To see what’s been generated, we need to run one final command. Remember to adapt the path to the checkpoint file based on both the names of the files generated, and your location (i.e. if you’re still in the cv folder you’ll need to go back up a level to successfully run the below). My command was the following:

th sample.lua -checkpoint cv/checkpoint_1000.t7 -gpu -1

As before, the -gpu -1 flag is important if you’re running in CPU mode.

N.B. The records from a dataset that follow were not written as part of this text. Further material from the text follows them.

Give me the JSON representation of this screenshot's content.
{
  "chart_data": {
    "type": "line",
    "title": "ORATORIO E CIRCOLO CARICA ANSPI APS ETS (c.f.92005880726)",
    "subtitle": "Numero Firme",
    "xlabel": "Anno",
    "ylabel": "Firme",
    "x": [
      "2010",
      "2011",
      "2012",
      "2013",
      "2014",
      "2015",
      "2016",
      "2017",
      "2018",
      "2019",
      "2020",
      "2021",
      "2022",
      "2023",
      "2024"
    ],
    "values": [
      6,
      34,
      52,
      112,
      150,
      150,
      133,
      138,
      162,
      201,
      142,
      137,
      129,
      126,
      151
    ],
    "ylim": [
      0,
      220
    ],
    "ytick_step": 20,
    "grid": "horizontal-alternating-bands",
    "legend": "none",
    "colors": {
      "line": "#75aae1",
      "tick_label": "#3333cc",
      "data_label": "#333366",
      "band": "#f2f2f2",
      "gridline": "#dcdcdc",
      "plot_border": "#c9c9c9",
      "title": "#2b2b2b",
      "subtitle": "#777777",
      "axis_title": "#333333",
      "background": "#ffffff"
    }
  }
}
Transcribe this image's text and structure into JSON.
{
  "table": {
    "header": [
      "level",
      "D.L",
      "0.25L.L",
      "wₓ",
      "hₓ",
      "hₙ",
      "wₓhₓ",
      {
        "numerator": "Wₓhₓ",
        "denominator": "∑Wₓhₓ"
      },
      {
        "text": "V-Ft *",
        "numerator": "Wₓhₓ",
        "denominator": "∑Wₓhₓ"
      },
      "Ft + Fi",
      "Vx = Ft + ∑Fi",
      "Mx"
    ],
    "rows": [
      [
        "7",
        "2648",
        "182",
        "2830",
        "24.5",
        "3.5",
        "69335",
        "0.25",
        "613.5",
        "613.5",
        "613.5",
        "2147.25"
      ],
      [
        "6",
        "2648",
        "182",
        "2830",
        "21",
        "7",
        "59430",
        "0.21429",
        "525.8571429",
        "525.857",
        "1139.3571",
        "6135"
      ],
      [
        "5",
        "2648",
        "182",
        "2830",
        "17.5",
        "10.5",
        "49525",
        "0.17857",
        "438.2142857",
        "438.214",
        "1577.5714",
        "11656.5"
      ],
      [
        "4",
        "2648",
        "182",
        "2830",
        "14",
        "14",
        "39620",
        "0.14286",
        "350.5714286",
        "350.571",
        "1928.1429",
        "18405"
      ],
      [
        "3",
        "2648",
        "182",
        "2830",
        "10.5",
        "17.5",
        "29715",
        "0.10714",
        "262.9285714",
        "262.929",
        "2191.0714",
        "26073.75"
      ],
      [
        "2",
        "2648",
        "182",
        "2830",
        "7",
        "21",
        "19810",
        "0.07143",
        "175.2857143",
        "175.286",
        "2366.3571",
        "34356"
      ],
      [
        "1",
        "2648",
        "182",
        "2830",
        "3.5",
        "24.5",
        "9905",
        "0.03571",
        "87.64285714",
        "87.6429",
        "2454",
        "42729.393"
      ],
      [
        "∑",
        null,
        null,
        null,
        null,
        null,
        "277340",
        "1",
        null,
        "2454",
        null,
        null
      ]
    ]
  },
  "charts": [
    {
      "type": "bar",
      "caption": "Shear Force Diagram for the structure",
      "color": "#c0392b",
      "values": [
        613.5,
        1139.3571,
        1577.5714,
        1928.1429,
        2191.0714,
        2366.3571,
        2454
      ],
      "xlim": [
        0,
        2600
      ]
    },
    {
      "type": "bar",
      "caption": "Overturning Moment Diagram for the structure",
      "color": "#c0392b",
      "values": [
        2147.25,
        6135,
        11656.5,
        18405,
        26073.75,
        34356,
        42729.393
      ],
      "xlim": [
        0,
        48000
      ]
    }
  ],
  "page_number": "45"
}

Et voila! You should hopefully see many amusing words running down your screen.

My output

My first run through was not perfect, but there was still something a little bit magical about it. The output was lots of made up words, but within it there were some gems that could actually be viable activity names. A lot of them were dance-centric, which reflects the high-number of dancey terms within the list - you can again see this using the visualisation.

Here’s some output.

Output 1 Output 2
Shots of some output

Since then I’ve written a little harvesting programme to trawl through all of the actual OpenActive data sets (rather than just activity values), which cover real physical activity sessions across the country. I grabbed over 30,000 of them, and generated some session titles. I’ve also been tweaking the parameters from this original example to understand a bit more about how to get the best results, but all that can wait for another blog post. Until then, I hope that you’ve found this interesting, and let me know if you use it to create your own nonsense!